PREMIERED AT CELLSPACE, SAN FRANCISCO, CA (2008)
CONCEPT/DIRECTION:
Amy Lewis, Katie Lewis, Christopher Mentzel
SCULPTURE: Katie Lewis
MUSIC: Bill Wolter
TECHNOLOGY/LIGHTING INSTALLATION: Christopher Mentzel, Ed Dorrington
CHOREOGRAPHY/DANCE: Nan Busse, Jylian Cortez, Christine Germain, Rosemary Hannon, lola a. katie, Daria Kaufman, Amy Lewis, Meg Neville, Kristan Suko, Eleanore Taft
MUSICIANS: Darren Johnston, Jarred McAdams, Nick Peck, Thomas Scandura, Max Stoffregen, Bill Wolter
GRAPHIC DESIGN: Grace Woo
ABOUT
Choreographer Amy Lewis, visual artist Katie Lewis, technologist Christopher Mentzel, and composer Bill Wolter altered mundane, everyday experience through an interactive multi-media performance event involving data visualization, real time data-driven movement, audience participation, and live music. The artists attempted to transform the accumulation of the mundane into beauty, examining the possibility that daily life is important, an entity to celebrate, and fodder for creation. Hate Log was derived from a single system that was created from a log of petty complaints. In order to change the perspective of a frustrating or annoying experience, the complaints were transformed into sculpture and dance, assigning the experience new meaning as a cog in the wheel of an artistic event. We created six categories of upset (Woken-Up, Fear, Interrupt, Thwarted, Disappointment, and Disorder), which became six categories of choreographic and artistic ideas (Stop, Speed, Interrupt, Force, Change, and Become, respectively).

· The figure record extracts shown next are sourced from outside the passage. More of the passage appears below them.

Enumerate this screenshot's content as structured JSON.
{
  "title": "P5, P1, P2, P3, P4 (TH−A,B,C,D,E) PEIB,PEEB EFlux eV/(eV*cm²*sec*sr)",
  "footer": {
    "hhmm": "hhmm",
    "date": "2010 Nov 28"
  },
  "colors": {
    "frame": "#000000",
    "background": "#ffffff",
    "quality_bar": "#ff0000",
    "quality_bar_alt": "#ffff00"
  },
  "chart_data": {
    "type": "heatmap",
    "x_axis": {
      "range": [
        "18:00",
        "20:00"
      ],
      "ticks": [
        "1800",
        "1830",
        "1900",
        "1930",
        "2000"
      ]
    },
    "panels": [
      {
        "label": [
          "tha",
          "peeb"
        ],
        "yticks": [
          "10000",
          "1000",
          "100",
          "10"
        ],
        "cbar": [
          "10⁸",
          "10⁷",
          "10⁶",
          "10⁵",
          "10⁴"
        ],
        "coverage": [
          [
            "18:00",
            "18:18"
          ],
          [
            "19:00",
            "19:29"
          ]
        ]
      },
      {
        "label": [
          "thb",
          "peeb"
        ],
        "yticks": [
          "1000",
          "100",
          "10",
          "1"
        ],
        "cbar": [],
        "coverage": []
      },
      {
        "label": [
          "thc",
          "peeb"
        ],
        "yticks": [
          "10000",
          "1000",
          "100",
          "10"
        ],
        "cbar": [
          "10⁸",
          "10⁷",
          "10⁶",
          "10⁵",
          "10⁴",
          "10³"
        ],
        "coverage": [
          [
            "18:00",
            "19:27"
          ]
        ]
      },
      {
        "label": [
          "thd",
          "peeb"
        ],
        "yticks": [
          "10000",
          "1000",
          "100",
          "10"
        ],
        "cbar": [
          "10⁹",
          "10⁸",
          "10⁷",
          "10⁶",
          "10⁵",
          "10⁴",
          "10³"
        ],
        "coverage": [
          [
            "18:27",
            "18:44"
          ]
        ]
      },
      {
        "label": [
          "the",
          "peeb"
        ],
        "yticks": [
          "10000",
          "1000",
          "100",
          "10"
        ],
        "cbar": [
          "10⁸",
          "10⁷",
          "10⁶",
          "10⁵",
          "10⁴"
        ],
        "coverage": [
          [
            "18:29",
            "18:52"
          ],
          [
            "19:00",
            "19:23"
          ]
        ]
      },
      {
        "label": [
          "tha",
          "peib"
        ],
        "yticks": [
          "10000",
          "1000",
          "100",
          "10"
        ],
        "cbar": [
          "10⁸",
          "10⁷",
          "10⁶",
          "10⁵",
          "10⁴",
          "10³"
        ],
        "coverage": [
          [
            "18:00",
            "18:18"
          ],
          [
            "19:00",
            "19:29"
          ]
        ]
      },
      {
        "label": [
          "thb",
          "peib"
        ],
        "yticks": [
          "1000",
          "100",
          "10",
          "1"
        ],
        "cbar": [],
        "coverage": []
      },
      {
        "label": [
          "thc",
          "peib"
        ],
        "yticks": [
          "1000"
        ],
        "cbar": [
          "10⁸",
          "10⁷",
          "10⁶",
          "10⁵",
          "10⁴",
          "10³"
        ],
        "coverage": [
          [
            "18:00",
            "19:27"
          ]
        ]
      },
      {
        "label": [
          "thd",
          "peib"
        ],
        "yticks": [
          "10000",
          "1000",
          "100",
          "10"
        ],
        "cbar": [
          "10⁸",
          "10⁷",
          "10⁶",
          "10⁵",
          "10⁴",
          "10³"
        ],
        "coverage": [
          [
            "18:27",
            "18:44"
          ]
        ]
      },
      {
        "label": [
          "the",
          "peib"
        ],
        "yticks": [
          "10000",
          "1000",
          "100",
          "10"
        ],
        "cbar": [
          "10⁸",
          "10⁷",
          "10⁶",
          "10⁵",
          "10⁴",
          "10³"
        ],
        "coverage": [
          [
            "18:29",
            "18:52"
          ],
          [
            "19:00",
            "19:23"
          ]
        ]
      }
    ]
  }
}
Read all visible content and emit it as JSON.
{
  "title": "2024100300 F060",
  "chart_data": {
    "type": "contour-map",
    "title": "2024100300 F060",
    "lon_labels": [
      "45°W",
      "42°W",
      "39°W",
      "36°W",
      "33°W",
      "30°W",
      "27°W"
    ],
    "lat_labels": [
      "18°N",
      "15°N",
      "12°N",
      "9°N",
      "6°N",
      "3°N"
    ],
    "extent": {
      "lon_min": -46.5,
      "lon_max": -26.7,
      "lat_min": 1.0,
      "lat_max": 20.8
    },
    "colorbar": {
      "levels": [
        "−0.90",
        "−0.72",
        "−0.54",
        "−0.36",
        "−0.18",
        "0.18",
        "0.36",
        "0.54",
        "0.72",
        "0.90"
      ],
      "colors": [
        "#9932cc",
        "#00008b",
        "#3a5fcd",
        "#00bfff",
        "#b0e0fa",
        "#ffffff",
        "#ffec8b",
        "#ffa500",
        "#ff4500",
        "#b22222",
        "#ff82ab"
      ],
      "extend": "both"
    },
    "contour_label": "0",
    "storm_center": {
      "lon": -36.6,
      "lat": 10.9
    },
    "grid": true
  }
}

Section One of Hate Log consisted of 21 choreographic etudes based on 21 annoying everyday events. In Section Two, the audience recorded their own irritating events, into a computer program that Mentzel designed. Each event in this section triggered the el-wire sculpture to blink in a certain color, at a certain rate and in a certain pattern, all of which the dancers translated to a choreographic sequence. In Section Three, the artists asked the audience to follow a set of directions, like walk in a circle or blow a whistle, when their assigned color blinked on the el-wire sculpture.